Cette instruction intervient dans un contexte où les réseaux sociaux congolais sont devenus un véritable champ de confrontation politique. Les débats d’idées cèdent parfois la place aux insultes, aux attaques personnelles, aux menaces et à des propos pouvant potentiellement constituer des infractions.
Une justice qui doit s’appliquer à tous ?
Si la volonté de lutter contre les abus sur Internet peut être saluée, une interrogation demeure dans l’opinion : la nouvelle politique de répression des infractions numériques concernera-t-elle uniquement les personnes qui s’attaquent aux membres du pouvoir, ou sera-t-elle appliquée de manière équitable à tous les acteurs politiques ?
Cette question se pose notamment après la diffusion d’une vidéo présentée sur les réseaux sociaux comme étant attribuée à une femme identifiée sous le nom de Gethou Bampile. Dans cette vidéo devenue virale, des propos extrêmement graves auraient été tenus à l’encontre de l’opposant Martin Fayulu, de son épouse et de ses enfants.
Selon les éléments relayés autour de cette séquence, des appels à des violences sexuelles contre l’épouse de Martin Fayulu ainsi que des appels à tuer l’opposant et ses enfants auraient été formulés.
Zion News TV condamne fermement tout appel à la violence, aux violences sexuelles, à la haine ou à l’atteinte à la vie d’une personne, quelle que soit son appartenance politique.
Il appartient désormais aux autorités judiciaires compétentes de vérifier l’authenticité de la vidéo, d’identifier précisément son auteure et, si les faits sont établis, de déterminer les responsabilités conformément à la loi.

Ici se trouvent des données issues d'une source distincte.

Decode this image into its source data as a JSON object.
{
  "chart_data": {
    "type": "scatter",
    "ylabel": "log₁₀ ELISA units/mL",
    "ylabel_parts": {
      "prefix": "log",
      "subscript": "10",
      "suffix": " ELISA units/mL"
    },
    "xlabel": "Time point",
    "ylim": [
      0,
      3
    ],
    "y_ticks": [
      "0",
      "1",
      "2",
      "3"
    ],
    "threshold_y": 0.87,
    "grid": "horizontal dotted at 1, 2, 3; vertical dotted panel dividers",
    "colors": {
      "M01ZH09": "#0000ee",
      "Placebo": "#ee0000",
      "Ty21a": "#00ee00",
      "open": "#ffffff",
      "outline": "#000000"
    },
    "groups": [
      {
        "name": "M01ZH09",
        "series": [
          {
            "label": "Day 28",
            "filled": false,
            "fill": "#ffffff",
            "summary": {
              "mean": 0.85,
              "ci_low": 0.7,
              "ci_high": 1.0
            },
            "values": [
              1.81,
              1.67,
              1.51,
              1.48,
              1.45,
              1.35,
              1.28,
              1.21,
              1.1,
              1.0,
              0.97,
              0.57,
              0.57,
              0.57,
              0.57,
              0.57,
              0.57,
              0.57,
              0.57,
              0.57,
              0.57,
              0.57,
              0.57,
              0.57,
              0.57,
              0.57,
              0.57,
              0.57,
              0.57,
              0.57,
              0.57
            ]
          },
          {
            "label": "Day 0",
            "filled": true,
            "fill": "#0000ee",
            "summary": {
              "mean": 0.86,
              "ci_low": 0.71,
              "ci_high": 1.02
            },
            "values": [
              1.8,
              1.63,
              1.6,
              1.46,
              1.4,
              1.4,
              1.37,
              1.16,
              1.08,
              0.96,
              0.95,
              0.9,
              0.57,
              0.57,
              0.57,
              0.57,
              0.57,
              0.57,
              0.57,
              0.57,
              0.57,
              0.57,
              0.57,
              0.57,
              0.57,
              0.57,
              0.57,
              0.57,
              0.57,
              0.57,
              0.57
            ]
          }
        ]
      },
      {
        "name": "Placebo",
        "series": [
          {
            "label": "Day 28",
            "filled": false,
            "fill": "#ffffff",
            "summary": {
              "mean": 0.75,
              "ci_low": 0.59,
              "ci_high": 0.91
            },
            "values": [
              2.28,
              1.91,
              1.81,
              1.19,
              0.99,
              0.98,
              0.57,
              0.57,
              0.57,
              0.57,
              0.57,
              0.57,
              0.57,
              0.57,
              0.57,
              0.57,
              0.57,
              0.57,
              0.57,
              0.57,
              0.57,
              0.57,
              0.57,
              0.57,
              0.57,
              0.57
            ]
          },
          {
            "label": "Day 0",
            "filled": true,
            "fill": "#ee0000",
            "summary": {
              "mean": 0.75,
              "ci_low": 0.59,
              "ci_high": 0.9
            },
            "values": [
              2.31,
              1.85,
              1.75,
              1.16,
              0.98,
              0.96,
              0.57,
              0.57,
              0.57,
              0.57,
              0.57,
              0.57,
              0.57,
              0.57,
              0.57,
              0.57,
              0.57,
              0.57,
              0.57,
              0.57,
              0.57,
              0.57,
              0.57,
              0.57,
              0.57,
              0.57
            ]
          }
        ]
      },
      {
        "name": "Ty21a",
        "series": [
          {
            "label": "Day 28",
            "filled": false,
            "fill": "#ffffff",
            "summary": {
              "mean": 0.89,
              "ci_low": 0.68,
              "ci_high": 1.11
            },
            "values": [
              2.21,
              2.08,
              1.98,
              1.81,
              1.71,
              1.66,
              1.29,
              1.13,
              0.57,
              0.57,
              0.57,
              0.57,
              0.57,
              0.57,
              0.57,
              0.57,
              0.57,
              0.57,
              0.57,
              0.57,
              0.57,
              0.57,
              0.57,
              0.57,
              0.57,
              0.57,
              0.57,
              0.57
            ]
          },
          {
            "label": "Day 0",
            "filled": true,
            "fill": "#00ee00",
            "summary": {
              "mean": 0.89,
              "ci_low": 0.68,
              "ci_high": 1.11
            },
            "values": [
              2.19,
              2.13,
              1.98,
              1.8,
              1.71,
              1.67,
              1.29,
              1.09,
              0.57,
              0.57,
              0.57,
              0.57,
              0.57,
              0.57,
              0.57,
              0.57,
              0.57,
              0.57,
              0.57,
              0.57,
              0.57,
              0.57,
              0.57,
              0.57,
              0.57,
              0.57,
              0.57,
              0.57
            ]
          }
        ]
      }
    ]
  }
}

Pas de justice à géométrie variable
La lutte contre les dérives numériques ne devrait pas être perçue comme une arme dirigée contre une famille politique ou une catégorie d’opposants.
Une insulte visant une personnalité du pouvoir doit être traitée avec la même rigueur qu’une menace visant un opposant. De la même manière, les appels à tuer, violer ou agresser des personnes ne devraient jamais être banalisés en raison des opinions politiques de leurs victimes.
Dans une démocratie, la liberté d’expression est essentielle, mais elle ne devrait pas devenir un prétexte pour appeler à la violence ou menacer la vie d’autrui.
La justice appelée à faire son travail
La RDC fait aujourd’hui face à un défi important : parvenir à encadrer l’utilisation des réseaux sociaux sans transformer la lutte contre les infractions numériques en instrument de règlement de comptes politiques.
La décision du procureur général près la Cour de cassation constitue donc un test important. La population attend de voir si cette instruction sera appliquée de manière impartiale, indépendamment de l’identité de la victime ou de l’auteur présumé des propos.
Dans le cas de la vidéo concernant Martin Fayulu et sa famille, il revient à la justice d’établir les faits et de prendre les mesures appropriées si des infractions sont effectivement constatées.
La politique ne devrait jamais justifier la haine. Et derrière chaque polémique sur les réseaux sociaux, il y a des êtres humains dont la dignité et la sécurité doivent être protégées.